Scripture Stats -- Fascinating Facts About the Standard Works
Key Takeaway
Numbers tell stories. The Latter-day Saint scriptural canon contains over 41,000 verses across five standard works, and the patterns hidden in those numbers shed light on emphasis, authorship, and divine design.
Most scripture readers never stop to consider the raw dimensions of the text they hold. The Bible alone contains 31,102 verses in the KJV -- 23,145 in the Old Testament and 7,957 in the New Testament. The Book of Mormon adds 6,604 verses. The Doctrine and Covenants contributes 3,654, and the Pearl of Great Price, the smallest standard work, adds 520. Together, these volumes comprise a library of over 41,000 verses that span thousands of years of prophetic witness.

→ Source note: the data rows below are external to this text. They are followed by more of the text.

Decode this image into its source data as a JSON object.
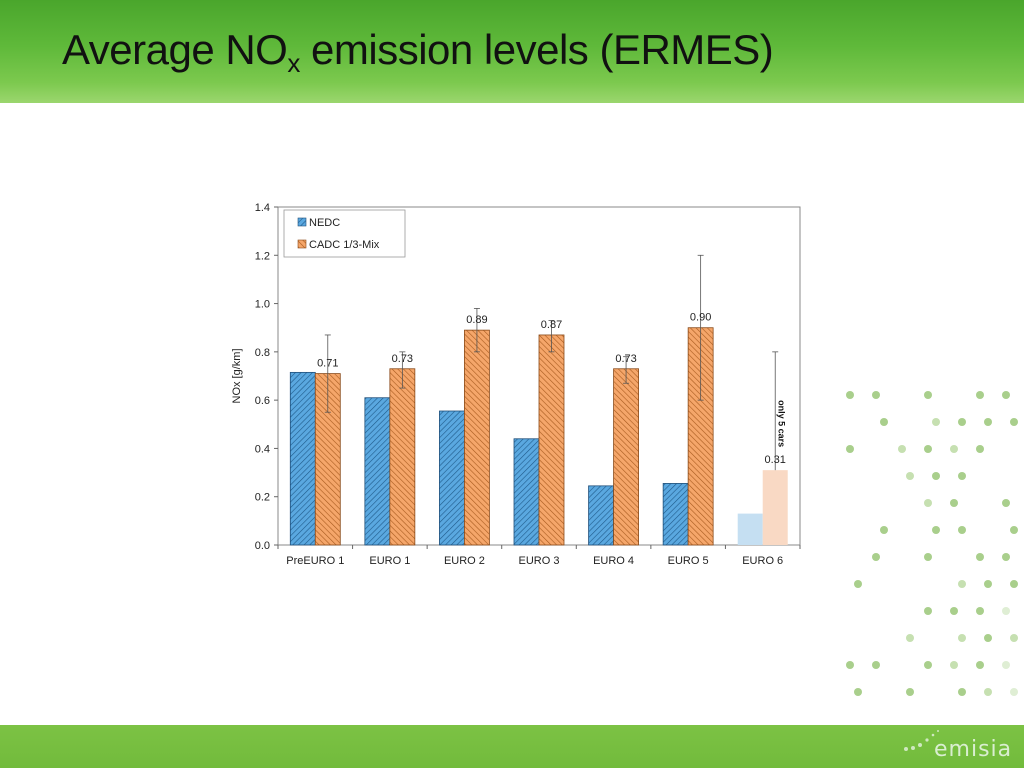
{
  "slide": {
    "title_main": "Average NO",
    "title_sub": "x",
    "title_rest": " emission levels (ERMES)",
    "logo_text": "emisia"
  },
  "colors": {
    "header_green": "#5fb93a",
    "footer_green": "#7cc244",
    "nedc_blue": "#5aa8e0",
    "cadc_orange": "#f5a66a",
    "euro6_nedc": "#c5dff2",
    "euro6_cadc": "#f9d9c4"
  },
  "chart_data": {
    "type": "bar",
    "title": "",
    "xlabel": "",
    "ylabel": "NOx [g/km]",
    "ylim": [
      0,
      1.4
    ],
    "yticks": [
      "0.0",
      "0.2",
      "0.4",
      "0.6",
      "0.8",
      "1.0",
      "1.2",
      "1.4"
    ],
    "categories": [
      "PreEURO 1",
      "EURO 1",
      "EURO 2",
      "EURO 3",
      "EURO 4",
      "EURO 5",
      "EURO 6"
    ],
    "series": [
      {
        "name": "NEDC",
        "values": [
          0.715,
          0.61,
          0.555,
          0.44,
          0.245,
          0.255,
          0.13
        ],
        "color": "#5aa8e0"
      },
      {
        "name": "CADC 1/3-Mix",
        "values": [
          0.71,
          0.73,
          0.89,
          0.87,
          0.73,
          0.9,
          0.31
        ],
        "color": "#f5a66a",
        "error_low": [
          0.55,
          0.65,
          0.8,
          0.8,
          0.67,
          0.6,
          0.31
        ],
        "error_high": [
          0.87,
          0.8,
          0.98,
          0.93,
          0.78,
          1.2,
          0.8
        ],
        "data_labels": [
          "0.71",
          "0.73",
          "0.89",
          "0.87",
          "0.73",
          "0.90",
          "0.31"
        ]
      }
    ],
    "annotation": "only 5 cars",
    "legend_position": "top-left",
    "grid": false
  }
}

Some of the most instructive statistics involve proportion. The book of Psalms is the longest book in the Bible by chapter count (150 chapters), yet the book of Jeremiah surpasses it in total word count. In the Book of Mormon, Alma is the longest book by a wide margin, containing roughly a third of the entire volume. This means that the period of the judges and the ministry of Alma the Younger receive more narrative attention than any other era in Nephite history -- a deliberate editorial choice by Mormon, who abridged the record.
Verse length varies dramatically. The shortest verse in the KJV is the well-known "Jesus wept" (John 11:35), at just two words. The longest verse in the Book of Mormon is found in Alma 36:2, which extends to over sixty words in a single sentence as Alma begins his testimony to his son Helaman. These extremes highlight the range of literary style within the canon: terse narrative on one end, expansive prophetic discourse on the other.
Word frequency analysis reveals theological priorities. The word "covenant" appears 319 times across the standard works. "Faith" appears over 500 times. "Jesus" or "Christ" appears in some form in nearly every chapter of the Book of Mormon, consistent with its stated purpose as "another testament of Jesus Christ." The Doctrine and Covenants uses the word "commandment" more frequently per verse than any other standard work, which fits its nature as a book of direct divine instruction to a modern church.
Scripture Stats makes these patterns accessible at a glance. Instead of reading passively, you can ask quantitative questions: Which books received the most editorial attention? Which prophets wrote the most? Where does the text spend its energy? The answers do not replace devotional reading, but they add a structural awareness that deepens every future encounter with the text.